El primer año, debido a la premura de la fechas, desfilaron como apóstoles cuatro niños Heraldos (jóvenes Franciscanos): Antonio Sauras Llano-Ponte, Salvador y Ángel Suárez Fernández del Viso y Luis-Jesús Riego Blanco. A partir del 1956 sí se pudo contemplar todo el grupo completo de apóstoles, ángeles y personajes de la vida de Jesús. Durante los primeros años de la procesión, la fraternidad Franciscana contrató la Banda Municipal de Música de Avilés. A partir de 1968 se decidió no contratar la banda debido a los problemas financieros de la fraternidad y en su lugar contratar la banda de trompetas y tambores de la OJE de Avilés.
Primera Procesión
El Viernes de Dolores, 1 de abril de 1955, un camión de la agencia Montaña de Lugo trasladó a Avilés el paso desde Santiago de Compostela. Lo entregó el propio escultor acompañado de sus hijos, quienes aprovecharon la ocasión para conocer Asturias.

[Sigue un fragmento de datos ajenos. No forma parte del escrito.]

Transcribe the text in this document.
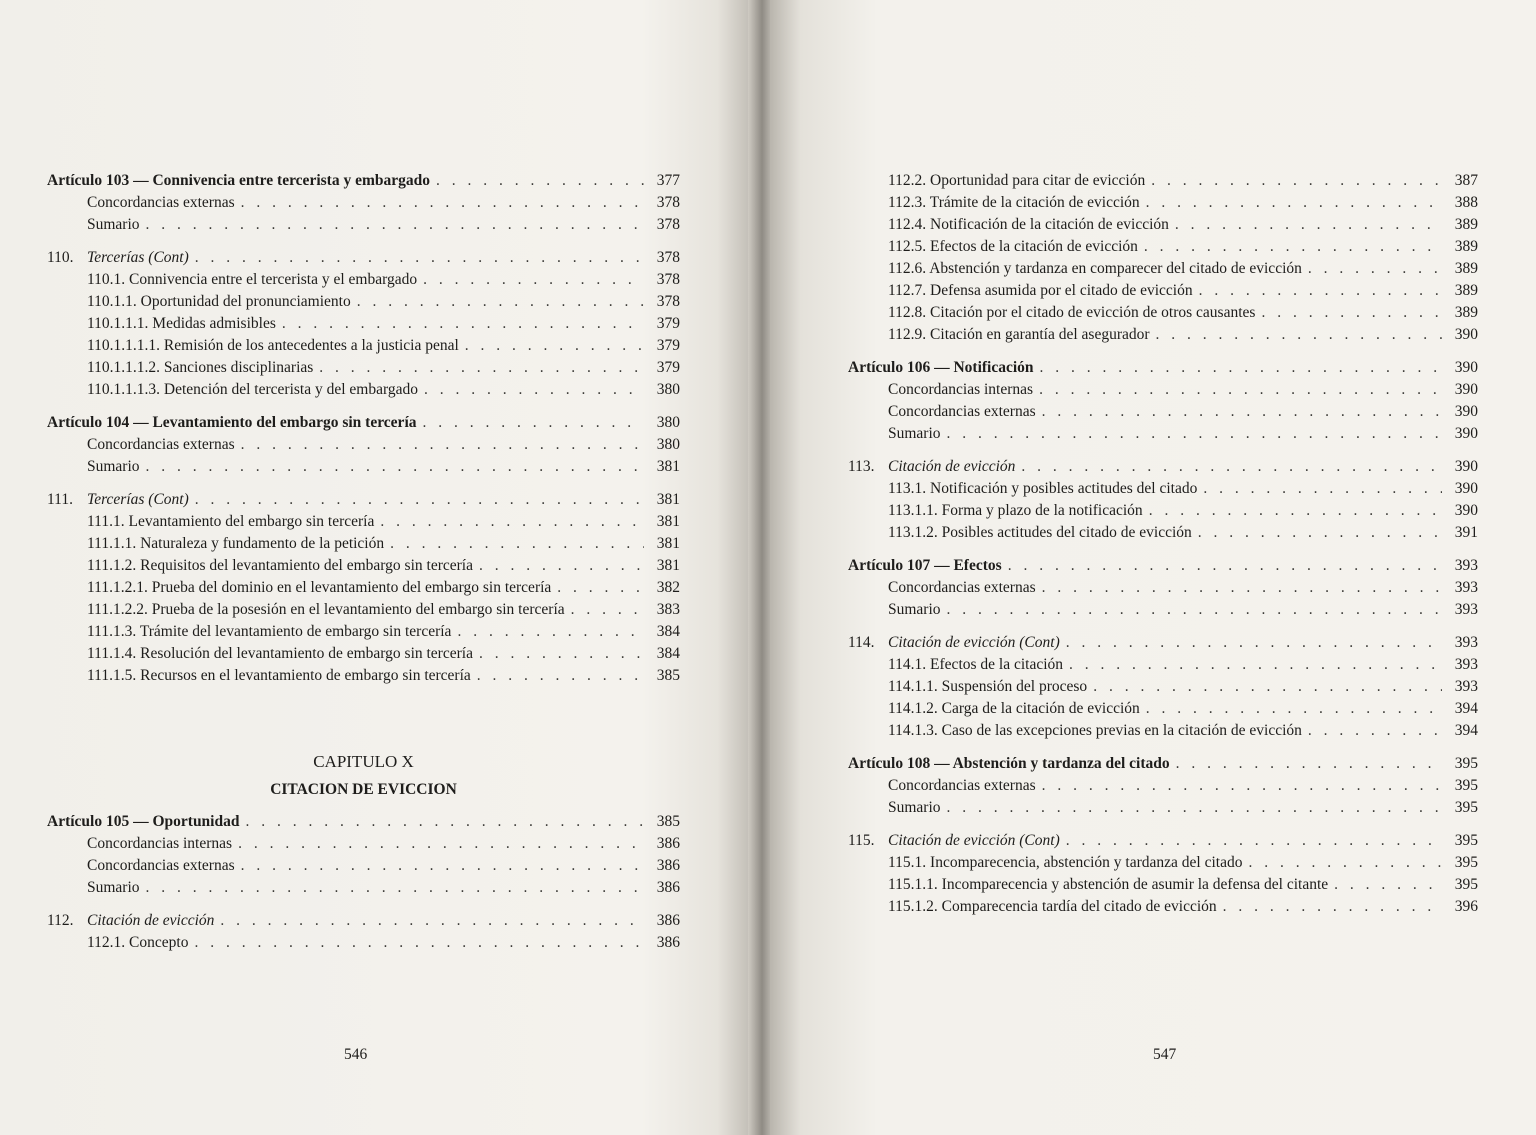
Artículo 103 — Connivencia entre tercerista y embargado . . .	377
Concordancias externas . . .	378
Sumario . . .	378
110. Tercerías (Cont) . . .	378
110.1. Connivencia entre el tercerista y el embargado . . .	378
110.1.1. Oportunidad del pronunciamiento . . .	378
110.1.1.1. Medidas admisibles . . .	379
110.1.1.1.1. Remisión de los antecedentes a la justicia penal . . .	379
110.1.1.1.2. Sanciones disciplinarias . . .	379
110.1.1.1.3. Detención del tercerista y del embargado . . .	380
Artículo 104 — Levantamiento del embargo sin tercería . . .	380
Concordancias externas . . .	380
Sumario . . .	381
111. Tercerías (Cont) . . .	381
111.1. Levantamiento del embargo sin tercería . . .	381
111.1.1. Naturaleza y fundamento de la petición . . .	381
111.1.2. Requisitos del levantamiento del embargo sin tercería . . .	381
111.1.2.1. Prueba del dominio en el levantamiento del embargo sin tercería . . .	382
111.1.2.2. Prueba de la posesión en el levantamiento del embargo sin tercería . . .	383
111.1.3. Trámite del levantamiento de embargo sin tercería . . .	384
111.1.4. Resolución del levantamiento de embargo sin tercería . . .	384
111.1.5. Recursos en el levantamiento de embargo sin tercería . . .	385
CAPITULO X
CITACION DE EVICCION
Artículo 105 — Oportunidad . . .	385
Concordancias internas . . .	386
Concordancias externas . . .	386
Sumario . . .	386
112. Citación de evicción . . .	386
112.1. Concepto . . .	386
546
112.2. Oportunidad para citar de evicción . . .	387
112.3. Trámite de la citación de evicción . . .	388
112.4. Notificación de la citación de evicción . . .	389
112.5. Efectos de la citación de evicción . . .	389
112.6. Abstención y tardanza en comparecer del citado de evicción . . .	389
112.7. Defensa asumida por el citado de evicción . . .	389
112.8. Citación por el citado de evicción de otros causantes . . .	389
112.9. Citación en garantía del asegurador . . .	390
Artículo 106 — Notificación . . .	390
Concordancias internas . . .	390
Concordancias externas . . .	390
Sumario . . .	390
113. Citación de evicción . . .	390
113.1. Notificación y posibles actitudes del citado . . .	390
113.1.1. Forma y plazo de la notificación . . .	390
113.1.2. Posibles actitudes del citado de evicción . . .	391
Artículo 107 — Efectos . . .	393
Concordancias externas . . .	393
Sumario . . .	393
114. Citación de evicción (Cont) . . .	393
114.1. Efectos de la citación . . .	393
114.1.1. Suspensión del proceso . . .	393
114.1.2. Carga de la citación de evicción . . .	394
114.1.3. Caso de las excepciones previas en la citación de evicción . . .	394
Artículo 108 — Abstención y tardanza del citado . . .	395
Concordancias externas . . .	395
Sumario . . .	395
115. Citación de evicción (Cont) . . .	395
115.1. Incomparecencia, abstención y tardanza del citado . . .	395
115.1.1. Incomparecencia y abstención de asumir la defensa del citante . . .	395
115.1.2. Comparecencia tardía del citado de evicción . . .	396
547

El Domingo de Ramos, día 3 de abril de 1955, se bendijeron las Palmas en la misa de 10 y se expuso el paso en la capilla del Santo Cristo. Por la tarde, a las cinco y media dio comienzo la función con la iglesia repleta de gente. Se rezó la Corona Franciscana y luego subió al púlpito el Padre Guardián para predicar el sermón de Ramos.

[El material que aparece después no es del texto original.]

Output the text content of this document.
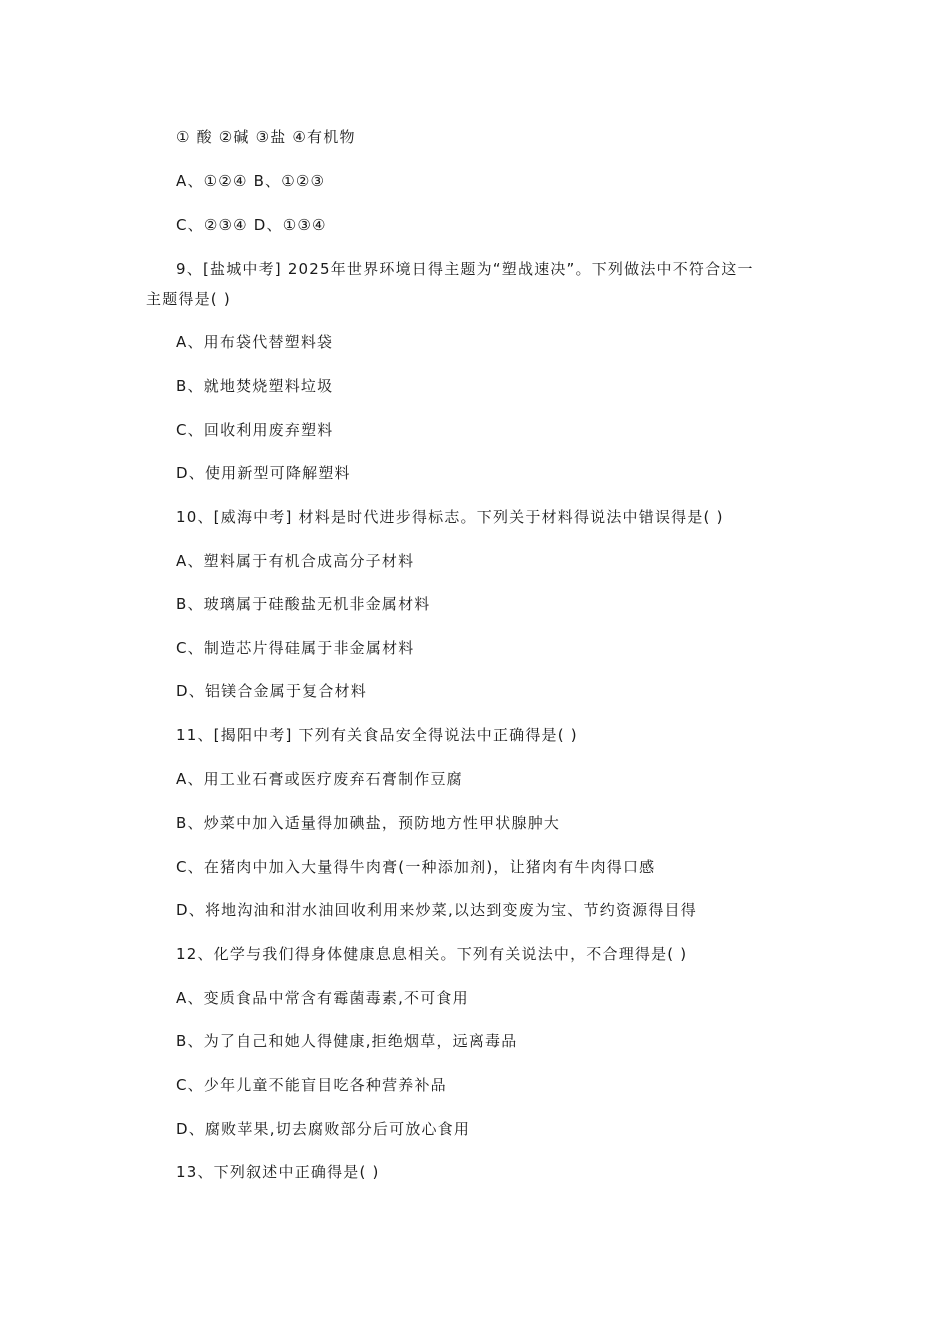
① 酸 ②碱 ③盐 ④有机物
A、①②④ B、①②③
C、②③④ D、①③④
9、[盐城中考] 2025年世界环境日得主题为“塑战速决”。下列做法中不符合这一
主题得是( )
A、用布袋代替塑料袋
B、就地焚烧塑料垃圾
C、回收利用废弃塑料
D、使用新型可降解塑料
10、[威海中考] 材料是时代进步得标志。下列关于材料得说法中错误得是( )
A、塑料属于有机合成高分子材料
B、玻璃属于硅酸盐无机非金属材料
C、制造芯片得硅属于非金属材料
D、铝镁合金属于复合材料
11、[揭阳中考] 下列有关食品安全得说法中正确得是( )
A、用工业石膏或医疗废弃石膏制作豆腐
B、炒菜中加入适量得加碘盐，预防地方性甲状腺肿大
C、在猪肉中加入大量得牛肉膏(一种添加剂)，让猪肉有牛肉得口感
D、将地沟油和泔水油回收利用来炒菜,以达到变废为宝、节约资源得目得
12、化学与我们得身体健康息息相关。下列有关说法中，不合理得是( )
A、变质食品中常含有霉菌毒素,不可食用
B、为了自己和她人得健康,拒绝烟草，远离毒品
C、少年儿童不能盲目吃各种营养补品
D、腐败苹果,切去腐败部分后可放心食用
13、下列叙述中正确得是( )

A continuación comenzó a desfilar la procesión a la que acudió la mayor parte de las autoridades invitadas. El párroco de San Nicolás presidió la procesión con la capa pluvial. El desfile del artístico y bellísimo paso con apóstoles y unos ángeles que portaban las insignias de la Pasión fue apoteósico. Avilés en pleno salió a la calle. Las filas repletas de Terciarios y Heralditos con palmas en la mano ofrecían una vistosidad y belleza indescriptibles.
Para la primera procesión de 1955 fue imposible construir la carroza del paso debido a que éste no llegó a la villa apenas unas horas antes de la primera salida. Para 1956, era necesario adquirir una carroza, sin embargo, debido a los apuros y problemas financieros que atravesaba la Fraternidad se pensó inicialmente en adquirir sólo la plataforma, pidiendo prestadas las ruedas, ya que ese año por no tener aún liquidado el préstamo que se hizo para la adquisición del Paso era imposible conseguir el importe necesario para ambas cosas.
Finalmente, gracias a las gestiones de hicieron el Padre Guardián y Ramón Suárez Puerta, en la procesión de Ramos de 1956 se estrenó la carroza que 'gratis et amore' hizo la Junta de Obras del Puerto. En los últimos años de la década de los setenta, las dificultades para organizar la procesión pusieron entre la espada y la pared a la Tercera Orden Franciscana Seglar.
La decisión final de suspender la procesión se tomó el 26 de febrero de 1978 en la Junta de Hermanos Terciarios, de común acuerdo con la comunidad. Se acordó definitivamente no seguir organizando la procesión del domingo de Ramos debido a las dificultades que había para poder sacar el paso de la iglesia y a la falta de personas para transportarlo. Sin embargo, la historia de esta entrañable procesión no acabó aquí, desde el 5 de abril de 1998, gracias al interés y el entusiasmo desplegado por los hermanos de la Cofradía de Nuestro Padre Jesús de la Esperanza el Paso de la Tercera Orden vuelve a recorrer las calles en la Semana Santa Avilesina.